Lautenberg faced a primary challenge from Cory Booker, with early polls giving the Newark mayor a substantial lead. Booker has gained a national reputation as the child of a black middle-class family who grew up in the suburbs, went to Ivy League schools and then decided to live and run for office in a troubled city.
While Lautenberg's staff reacted to Booker's candidacy by calling him "disrespectful" and the senator said Booker needed "a spanking," Booker praised Lautenberg on Thursday.
"Sen. Frank Lautenberg has been a champion for the people of New Jersey for decades and his legacy of service will improve the lives of all Americans for years to come," Booker said in a statement.
In the Senate, Lautenberg has supported Amtrak and pushed for laws limiting smoking.
Born in Paterson, the son of a textile worker, Lautenberg served in the Army and then went to Columbia University on the G.I. Bill. He built a successful computer payroll business, Automatic Data Processing.
Lautenberg ran for the Senate against Rep.
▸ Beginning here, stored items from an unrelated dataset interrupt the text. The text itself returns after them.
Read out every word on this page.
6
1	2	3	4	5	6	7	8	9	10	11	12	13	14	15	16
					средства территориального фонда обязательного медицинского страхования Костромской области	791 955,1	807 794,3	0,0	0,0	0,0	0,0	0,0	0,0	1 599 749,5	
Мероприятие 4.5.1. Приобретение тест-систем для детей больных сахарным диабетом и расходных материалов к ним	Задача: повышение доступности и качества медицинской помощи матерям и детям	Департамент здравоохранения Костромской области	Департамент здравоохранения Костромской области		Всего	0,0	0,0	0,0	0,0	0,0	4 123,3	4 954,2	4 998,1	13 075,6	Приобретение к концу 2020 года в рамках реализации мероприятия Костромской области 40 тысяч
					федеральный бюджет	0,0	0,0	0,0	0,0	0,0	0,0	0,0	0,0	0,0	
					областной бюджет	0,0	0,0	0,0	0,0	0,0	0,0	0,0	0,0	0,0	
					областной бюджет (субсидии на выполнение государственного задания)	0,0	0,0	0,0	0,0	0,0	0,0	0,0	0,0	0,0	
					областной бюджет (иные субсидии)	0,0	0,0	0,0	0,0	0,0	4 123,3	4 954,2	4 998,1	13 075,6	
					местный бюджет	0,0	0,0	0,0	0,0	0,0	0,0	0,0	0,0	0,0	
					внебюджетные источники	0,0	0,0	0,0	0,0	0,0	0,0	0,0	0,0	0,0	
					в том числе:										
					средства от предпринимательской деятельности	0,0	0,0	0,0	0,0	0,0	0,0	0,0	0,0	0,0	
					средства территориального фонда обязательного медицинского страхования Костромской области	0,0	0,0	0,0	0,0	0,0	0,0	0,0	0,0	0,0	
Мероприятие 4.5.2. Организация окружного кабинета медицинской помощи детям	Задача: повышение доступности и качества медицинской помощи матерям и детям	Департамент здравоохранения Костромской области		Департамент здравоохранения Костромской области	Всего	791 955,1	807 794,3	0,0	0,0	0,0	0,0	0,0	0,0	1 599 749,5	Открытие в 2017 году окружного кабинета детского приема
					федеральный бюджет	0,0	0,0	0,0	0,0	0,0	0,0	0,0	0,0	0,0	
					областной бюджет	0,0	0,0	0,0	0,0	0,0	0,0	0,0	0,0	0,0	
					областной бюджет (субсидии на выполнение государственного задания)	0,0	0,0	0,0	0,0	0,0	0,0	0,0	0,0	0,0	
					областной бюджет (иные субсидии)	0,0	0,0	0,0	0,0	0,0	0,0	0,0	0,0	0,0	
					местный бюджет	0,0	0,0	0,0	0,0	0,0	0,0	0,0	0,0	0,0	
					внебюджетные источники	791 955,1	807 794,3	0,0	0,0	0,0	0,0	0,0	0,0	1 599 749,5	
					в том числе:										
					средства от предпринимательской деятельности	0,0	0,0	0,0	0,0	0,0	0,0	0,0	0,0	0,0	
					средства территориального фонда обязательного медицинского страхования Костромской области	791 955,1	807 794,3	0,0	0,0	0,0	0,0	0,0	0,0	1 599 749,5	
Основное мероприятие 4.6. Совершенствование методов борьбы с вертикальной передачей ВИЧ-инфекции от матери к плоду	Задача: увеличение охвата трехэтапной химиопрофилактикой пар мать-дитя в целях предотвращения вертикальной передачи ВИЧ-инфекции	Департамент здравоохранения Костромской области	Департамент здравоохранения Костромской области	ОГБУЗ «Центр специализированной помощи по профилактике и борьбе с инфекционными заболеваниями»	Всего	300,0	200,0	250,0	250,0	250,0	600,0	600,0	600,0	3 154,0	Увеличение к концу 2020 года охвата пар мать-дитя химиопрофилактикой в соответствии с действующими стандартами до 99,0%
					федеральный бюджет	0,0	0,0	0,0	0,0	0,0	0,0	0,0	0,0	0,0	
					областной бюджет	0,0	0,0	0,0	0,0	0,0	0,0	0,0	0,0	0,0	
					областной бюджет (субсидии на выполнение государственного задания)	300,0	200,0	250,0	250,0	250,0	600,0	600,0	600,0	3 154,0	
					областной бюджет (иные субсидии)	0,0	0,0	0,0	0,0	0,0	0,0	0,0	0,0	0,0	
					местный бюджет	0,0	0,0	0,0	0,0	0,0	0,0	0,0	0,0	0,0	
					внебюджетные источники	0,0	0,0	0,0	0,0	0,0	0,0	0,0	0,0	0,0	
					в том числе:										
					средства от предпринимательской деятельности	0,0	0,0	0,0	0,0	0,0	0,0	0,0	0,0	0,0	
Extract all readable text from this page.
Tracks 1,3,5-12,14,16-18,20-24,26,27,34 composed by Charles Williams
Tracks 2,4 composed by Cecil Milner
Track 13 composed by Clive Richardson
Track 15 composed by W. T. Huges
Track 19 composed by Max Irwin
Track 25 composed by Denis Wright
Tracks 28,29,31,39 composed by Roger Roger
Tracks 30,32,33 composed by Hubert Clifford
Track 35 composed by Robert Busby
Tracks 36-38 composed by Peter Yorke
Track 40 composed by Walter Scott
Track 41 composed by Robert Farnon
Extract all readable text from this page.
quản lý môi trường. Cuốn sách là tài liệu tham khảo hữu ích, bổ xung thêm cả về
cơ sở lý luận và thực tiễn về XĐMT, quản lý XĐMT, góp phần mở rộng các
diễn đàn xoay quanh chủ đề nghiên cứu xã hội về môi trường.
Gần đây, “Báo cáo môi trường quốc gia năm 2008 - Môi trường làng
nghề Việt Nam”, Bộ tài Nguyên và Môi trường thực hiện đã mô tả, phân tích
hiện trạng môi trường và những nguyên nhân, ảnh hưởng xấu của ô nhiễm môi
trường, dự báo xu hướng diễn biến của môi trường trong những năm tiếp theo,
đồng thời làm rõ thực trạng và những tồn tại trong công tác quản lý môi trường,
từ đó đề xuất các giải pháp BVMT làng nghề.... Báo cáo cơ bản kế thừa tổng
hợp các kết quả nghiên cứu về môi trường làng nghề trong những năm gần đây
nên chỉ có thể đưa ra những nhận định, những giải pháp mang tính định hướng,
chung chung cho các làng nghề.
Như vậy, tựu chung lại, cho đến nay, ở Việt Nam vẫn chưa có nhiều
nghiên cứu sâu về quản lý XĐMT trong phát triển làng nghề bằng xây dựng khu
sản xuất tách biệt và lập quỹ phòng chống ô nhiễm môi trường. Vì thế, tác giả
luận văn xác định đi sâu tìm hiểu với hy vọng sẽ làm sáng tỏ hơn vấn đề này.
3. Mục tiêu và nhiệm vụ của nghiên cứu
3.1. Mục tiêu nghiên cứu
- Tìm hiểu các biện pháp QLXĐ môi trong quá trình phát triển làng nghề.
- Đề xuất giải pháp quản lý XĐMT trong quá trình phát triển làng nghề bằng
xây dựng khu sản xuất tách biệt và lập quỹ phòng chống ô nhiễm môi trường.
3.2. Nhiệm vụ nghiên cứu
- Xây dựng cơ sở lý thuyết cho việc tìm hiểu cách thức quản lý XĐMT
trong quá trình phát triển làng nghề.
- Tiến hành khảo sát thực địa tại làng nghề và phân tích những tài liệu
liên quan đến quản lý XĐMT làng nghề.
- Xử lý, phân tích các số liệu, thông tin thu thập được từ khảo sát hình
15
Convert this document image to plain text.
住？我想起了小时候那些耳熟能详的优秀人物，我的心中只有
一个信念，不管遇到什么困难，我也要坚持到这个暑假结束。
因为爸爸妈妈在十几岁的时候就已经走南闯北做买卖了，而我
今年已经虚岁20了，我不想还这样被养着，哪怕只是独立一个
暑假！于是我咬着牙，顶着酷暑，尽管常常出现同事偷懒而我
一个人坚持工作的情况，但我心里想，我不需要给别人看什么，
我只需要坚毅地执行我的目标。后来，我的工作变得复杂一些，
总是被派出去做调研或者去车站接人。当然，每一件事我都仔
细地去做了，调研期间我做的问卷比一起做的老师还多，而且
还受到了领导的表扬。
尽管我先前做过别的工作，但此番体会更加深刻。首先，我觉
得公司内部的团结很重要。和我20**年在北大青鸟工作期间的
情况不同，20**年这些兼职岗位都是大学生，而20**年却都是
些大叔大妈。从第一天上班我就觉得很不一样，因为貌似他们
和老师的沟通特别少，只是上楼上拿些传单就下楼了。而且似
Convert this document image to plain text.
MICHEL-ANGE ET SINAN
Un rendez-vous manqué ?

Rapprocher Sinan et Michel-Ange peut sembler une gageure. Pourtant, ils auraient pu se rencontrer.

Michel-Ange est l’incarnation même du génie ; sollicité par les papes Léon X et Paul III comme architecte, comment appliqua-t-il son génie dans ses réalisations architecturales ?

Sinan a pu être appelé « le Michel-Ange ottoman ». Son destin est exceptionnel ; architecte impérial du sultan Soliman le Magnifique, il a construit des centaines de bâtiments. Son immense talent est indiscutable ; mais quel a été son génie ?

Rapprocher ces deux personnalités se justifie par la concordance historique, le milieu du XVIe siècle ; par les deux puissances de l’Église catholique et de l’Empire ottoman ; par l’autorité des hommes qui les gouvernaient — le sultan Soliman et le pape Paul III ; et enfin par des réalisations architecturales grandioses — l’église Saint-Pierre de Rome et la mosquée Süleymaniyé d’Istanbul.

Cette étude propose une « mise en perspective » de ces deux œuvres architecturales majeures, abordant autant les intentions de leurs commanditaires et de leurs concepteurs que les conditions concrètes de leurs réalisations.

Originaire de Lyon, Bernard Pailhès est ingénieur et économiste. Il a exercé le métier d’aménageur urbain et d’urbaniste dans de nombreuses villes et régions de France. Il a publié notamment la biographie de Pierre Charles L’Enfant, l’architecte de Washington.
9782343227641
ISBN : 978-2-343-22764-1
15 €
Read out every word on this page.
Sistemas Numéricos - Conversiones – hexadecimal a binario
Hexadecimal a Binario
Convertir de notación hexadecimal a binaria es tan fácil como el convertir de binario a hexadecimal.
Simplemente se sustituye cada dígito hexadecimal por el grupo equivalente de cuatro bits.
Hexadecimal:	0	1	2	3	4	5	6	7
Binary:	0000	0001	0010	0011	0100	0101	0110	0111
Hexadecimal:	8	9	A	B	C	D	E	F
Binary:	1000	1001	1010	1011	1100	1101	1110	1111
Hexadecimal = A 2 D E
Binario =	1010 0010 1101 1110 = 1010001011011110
Millicent Fenwick, R-N.J., in 1982. He won with 51.5 percent of the vote. Ironically, the 72-year-old Fenwick's age became a campaign issue.
In 2000, Lautenberg retired, at least partly because of problems with his colleague, Sen. Robert Torricelli, D-N.J. When Torricellli dropped out of his race for a second term in 2002 because of a campaign-financing scandal, Lautenberg stepped in five weeks before the election and won.